Normally, fire moves down slope when night comes and temperatures cool.

“What we didn’t know was that the winds would be in the 20 to 40 mph range, rather than the normal 5 to 10 mph range,” Cupp said. “But we could see there was a wall of fire with 100-foot flames coming.”

At that point, crews had about one hour to make a plan and mobilize forces. Cupp took over as the El Jebel Structure Protection Commander and Fairfield-Smith and Ryan Cole, of Summit Fire, were assigned as task force leaders. With only minutes to act, the team decided to fight the fire instead of defend against it.

ONLY CHOICE

El Jebel, as we know it, could well have been wiped away last week.

“Chief Cupp had to make the call to turn his men back or stay and try to save the mobile home park. That can’t have been easy,” Chandler-Henry said.

As firefighters were headed to El Jebel, residents were getting the order to leave. It made for a chaotic scene.

“This was probably one of the most complex situations that’s possible,” Cupp said.

Consider the factors in play — hundreds of residents had received emergency evacuation orders, high winds were fanning the wildfire headed their way, the relative humidity was just 3 percent, dense vegetation provided ample fuel for the flames, and there was virtually no defensible space between homes and the fire. What’s more, it was night, so there would be no aircraft flying overhead to drop water or flame retardant.

In the heat of that moment, Cupp made the decision to light backfires so when the main fire hit the area, it wouldn’t have fuel to burn and would turn away from the houses in its path. He then stationed the mutual aid crews to keep the backfires under control and wet down the areas closest to the houses to prevent them from catching fire.

“Typically when you do this type of technique, you have room to roam and you put people out in the vegetation,” Cupp said. “But it was too dark and too dangerous to do that.”

“It was all brush and lava rock. It is hard to move around in that in the daylight,” Fairfield-Smith said.

Crews actually stood on decks and patios when they shot the device that launched flares out into the brush to light the backfires. As the fire crested the hill and made its run toward the neighborhood, they had about 15 minutes to ponder the complexity of what they planned to do.

“There was absolutely no margin for error,” Cupp said. “We knew if we were to lose any homes, it would be a domino situation and we would lose half of the town.”

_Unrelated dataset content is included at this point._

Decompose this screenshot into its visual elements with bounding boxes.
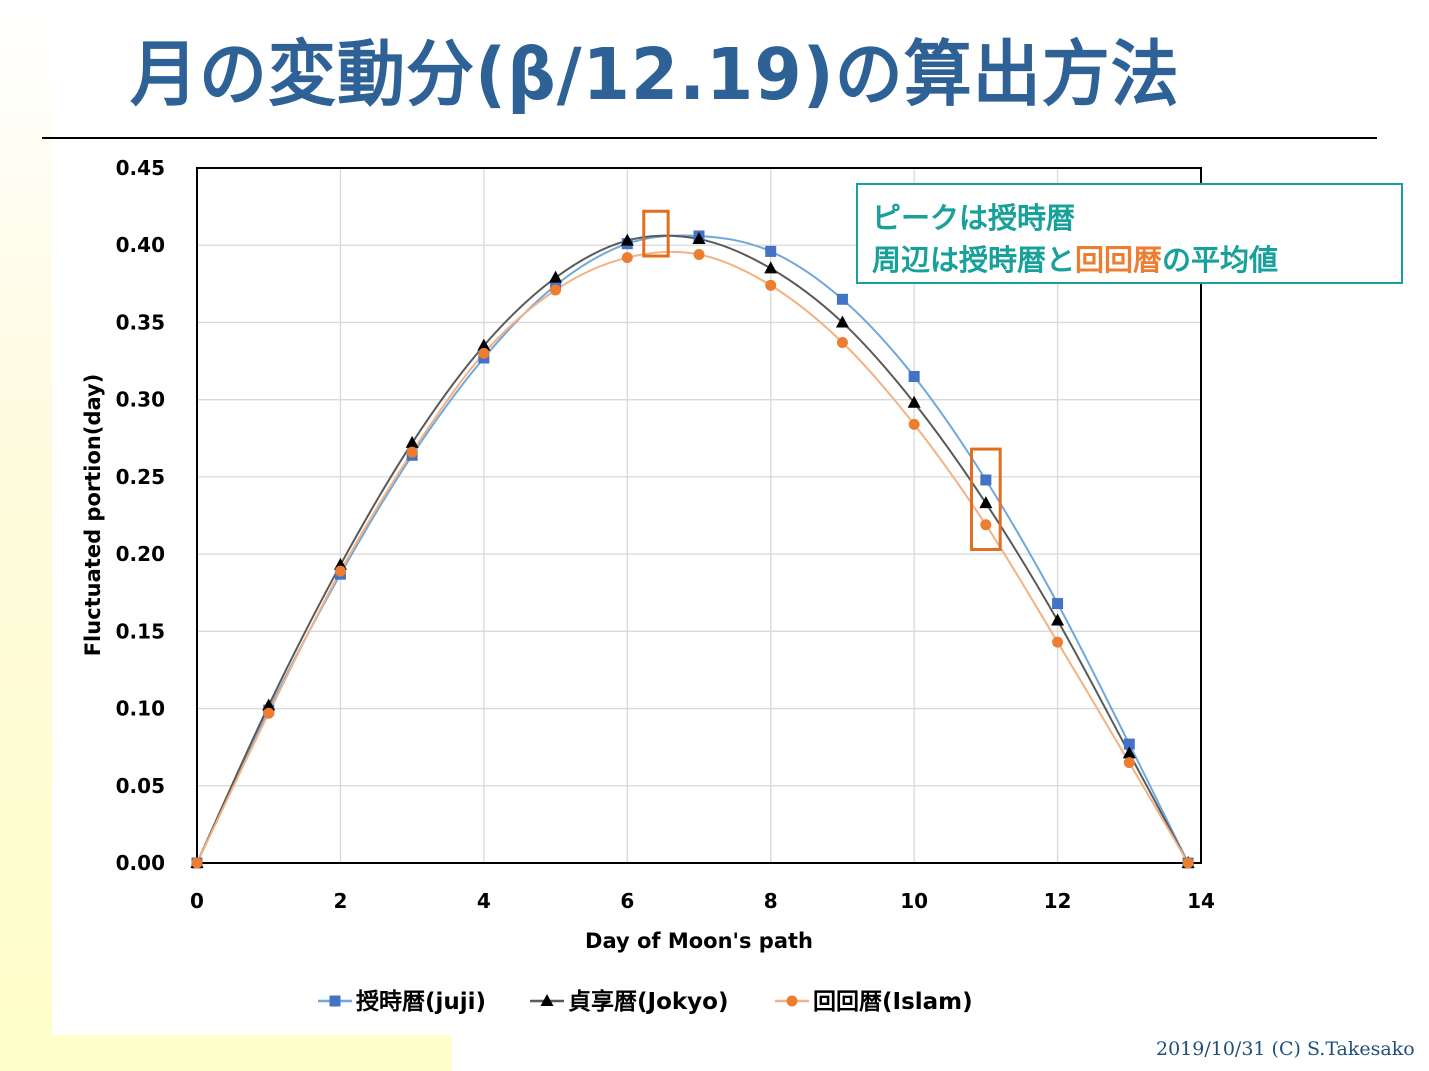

But when the Mountain Mutual Aid crew turned the fire away from the first home, the firefighters knew their plan could work.

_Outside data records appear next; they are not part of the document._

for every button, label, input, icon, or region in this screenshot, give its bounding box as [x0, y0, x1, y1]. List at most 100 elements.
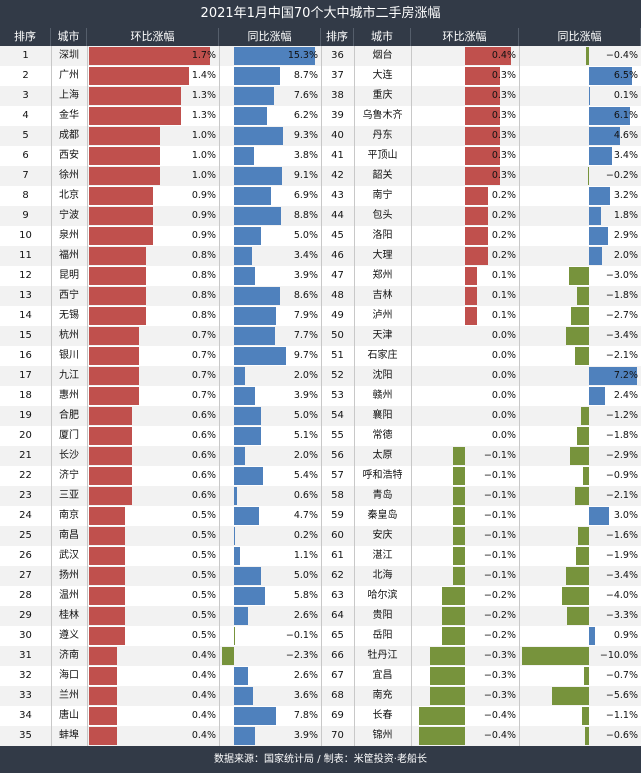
- rank-cell: 52: [331, 370, 344, 381]
- city-cell: 厦门: [59, 430, 79, 441]
- yoy-label: −2.1%: [605, 350, 638, 361]
- mom-label: 0.9%: [191, 230, 216, 241]
- rank-cell: 30: [19, 630, 32, 641]
- mom-label: 0.3%: [491, 150, 516, 161]
- mom-bar: [89, 407, 132, 425]
- yoy-label: −0.9%: [605, 470, 638, 481]
- yoy-label: −1.6%: [605, 530, 638, 541]
- yoy-bar: [234, 327, 276, 345]
- city-cell: 大连: [372, 70, 393, 81]
- yoy-label: 6.2%: [293, 110, 318, 121]
- city-cell: 呼和浩特: [362, 470, 403, 481]
- mom-label: −0.2%: [483, 630, 516, 641]
- yoy-bar: [234, 167, 283, 185]
- yoy-label: 3.9%: [293, 730, 318, 741]
- mom-bar: [465, 287, 477, 305]
- yoy-label: −2.3%: [285, 650, 318, 661]
- city-cell: 重庆: [372, 90, 393, 101]
- mom-label: −0.1%: [483, 530, 516, 541]
- yoy-bar: [589, 367, 637, 385]
- table-row: 24 南京 0.5% 4.7% 59 秦皇岛 −0.1% 3.0%: [0, 506, 641, 526]
- city-cell: 合肥: [59, 410, 79, 421]
- yoy-bar: [589, 107, 630, 125]
- mom-bar: [89, 567, 125, 585]
- rank-cell: 41: [331, 150, 344, 161]
- mom-bar: [89, 227, 153, 245]
- mom-bar: [89, 507, 125, 525]
- yoy-bar: [234, 367, 245, 385]
- header-rank-1: 排序: [0, 28, 51, 46]
- yoy-bar: [589, 207, 601, 225]
- rank-cell: 35: [19, 730, 32, 741]
- city-cell: 济宁: [59, 470, 79, 481]
- yoy-label: −0.7%: [605, 670, 638, 681]
- yoy-label: −2.1%: [605, 490, 638, 501]
- city-cell: 泸州: [372, 310, 393, 321]
- rank-cell: 66: [331, 650, 344, 661]
- yoy-bar: [581, 407, 589, 425]
- rank-cell: 5: [22, 130, 29, 141]
- table-row: 5 成都 1.0% 9.3% 40 丹东 0.3% 4.6%: [0, 126, 641, 146]
- mom-bar: [465, 247, 489, 265]
- yoy-bar: [234, 47, 316, 65]
- column-divider: [87, 46, 88, 746]
- rank-cell: 49: [331, 310, 344, 321]
- mom-label: −0.1%: [483, 550, 516, 561]
- mom-label: 0.0%: [491, 350, 516, 361]
- yoy-label: 7.7%: [293, 330, 318, 341]
- header-city-1: 城市: [51, 28, 87, 46]
- mom-bar: [465, 67, 500, 85]
- yoy-label: 3.0%: [613, 510, 638, 521]
- mom-label: 0.8%: [191, 290, 216, 301]
- rank-cell: 44: [331, 210, 344, 221]
- yoy-label: 5.1%: [293, 430, 318, 441]
- mom-bar: [89, 247, 146, 265]
- yoy-bar: [234, 427, 262, 445]
- yoy-label: −5.6%: [605, 690, 638, 701]
- city-cell: 常德: [372, 430, 393, 441]
- rank-cell: 53: [331, 390, 344, 401]
- yoy-label: 5.8%: [293, 590, 318, 601]
- city-cell: 南昌: [59, 530, 79, 541]
- mom-bar: [89, 667, 118, 685]
- yoy-bar: [234, 487, 238, 505]
- mom-label: 0.6%: [191, 410, 216, 421]
- table-row: 25 南昌 0.5% 0.2% 60 安庆 −0.1% −1.6%: [0, 526, 641, 546]
- yoy-label: −3.4%: [605, 330, 638, 341]
- table-row: 13 西宁 0.8% 8.6% 48 吉林 0.1% −1.8%: [0, 286, 641, 306]
- yoy-label: 3.4%: [293, 250, 318, 261]
- mom-label: 0.0%: [491, 430, 516, 441]
- yoy-label: −2.7%: [605, 310, 638, 321]
- city-cell: 岳阳: [372, 630, 393, 641]
- yoy-bar: [234, 467, 263, 485]
- source-footer: 数据来源：国家统计局 / 制表：米筐投资·老船长: [0, 746, 641, 773]
- city-cell: 广州: [59, 70, 79, 81]
- rank-cell: 13: [19, 290, 32, 301]
- city-cell: 海口: [59, 670, 79, 681]
- table-row: 33 兰州 0.4% 3.6% 68 南充 −0.3% −5.6%: [0, 686, 641, 706]
- rank-cell: 19: [19, 410, 32, 421]
- mom-bar: [89, 87, 182, 105]
- yoy-label: 8.8%: [293, 210, 318, 221]
- city-cell: 南充: [372, 690, 393, 701]
- rank-cell: 50: [331, 330, 344, 341]
- mom-bar: [465, 107, 500, 125]
- city-cell: 温州: [59, 590, 79, 601]
- yoy-bar: [589, 127, 620, 145]
- rank-cell: 42: [331, 170, 344, 181]
- header-yoy-1: 同比涨幅: [219, 28, 321, 46]
- yoy-label: −4.0%: [605, 590, 638, 601]
- rank-cell: 55: [331, 430, 344, 441]
- yoy-label: −0.1%: [285, 630, 318, 641]
- mom-label: 0.1%: [491, 290, 516, 301]
- rank-cell: 58: [331, 490, 344, 501]
- yoy-label: 2.4%: [613, 390, 638, 401]
- table-row: 10 泉州 0.9% 5.0% 45 洛阳 0.2% 2.9%: [0, 226, 641, 246]
- rank-cell: 17: [19, 370, 32, 381]
- yoy-bar: [234, 587, 265, 605]
- yoy-label: 3.6%: [293, 690, 318, 701]
- mom-label: −0.1%: [483, 470, 516, 481]
- table-row: 27 扬州 0.5% 5.0% 62 北海 −0.1% −3.4%: [0, 566, 641, 586]
- mom-label: −0.1%: [483, 570, 516, 581]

“By the second house, I felt a lot better about it,” Fairfield-Smith said.

From approximately 10 p.m. to 3 a.m., the crew held its position and saved hundreds of homes. Only two houses burned down that night, and they were located away from the main neighborhood in a draw with heavy vegetation. That entire area was totally decimated by fire.

The day after the fire, a 9News helicopter flying over the scene produced a picture that is, as the saying goes, worth a thousand words. The aerial shot shows a clearly delineated fire line running along the back yards of dozens of houses.

CALM AND FOCUSED

As they fought flames just feet way, Cupp said the firefighters remained calm and focused. He credited all the firefighters involved for their amazing teamwork.

From U.S. Forest Service Hotshot crews to fire officials nationwide, praise has been heaped on the Mountain Mutual Aid crew’s work at the Lake Christine Fire. Cupp noted residents of El Jebel have also profusely thanked the team.

“It feels pretty great to have done something like this. It’s the greatest accomplishment of my career thus far,” Fairfield-Smith said.

Cupp also cited this fire as one of his proudest moments, and he believes all of the firefighters he worked with would say the same.

“Our goal was to save the neighborhood, and we knew if we lost that neighborhood, we would lose the town of El Jebel. We just knew we could not lose that neighborhood,” Cupp said.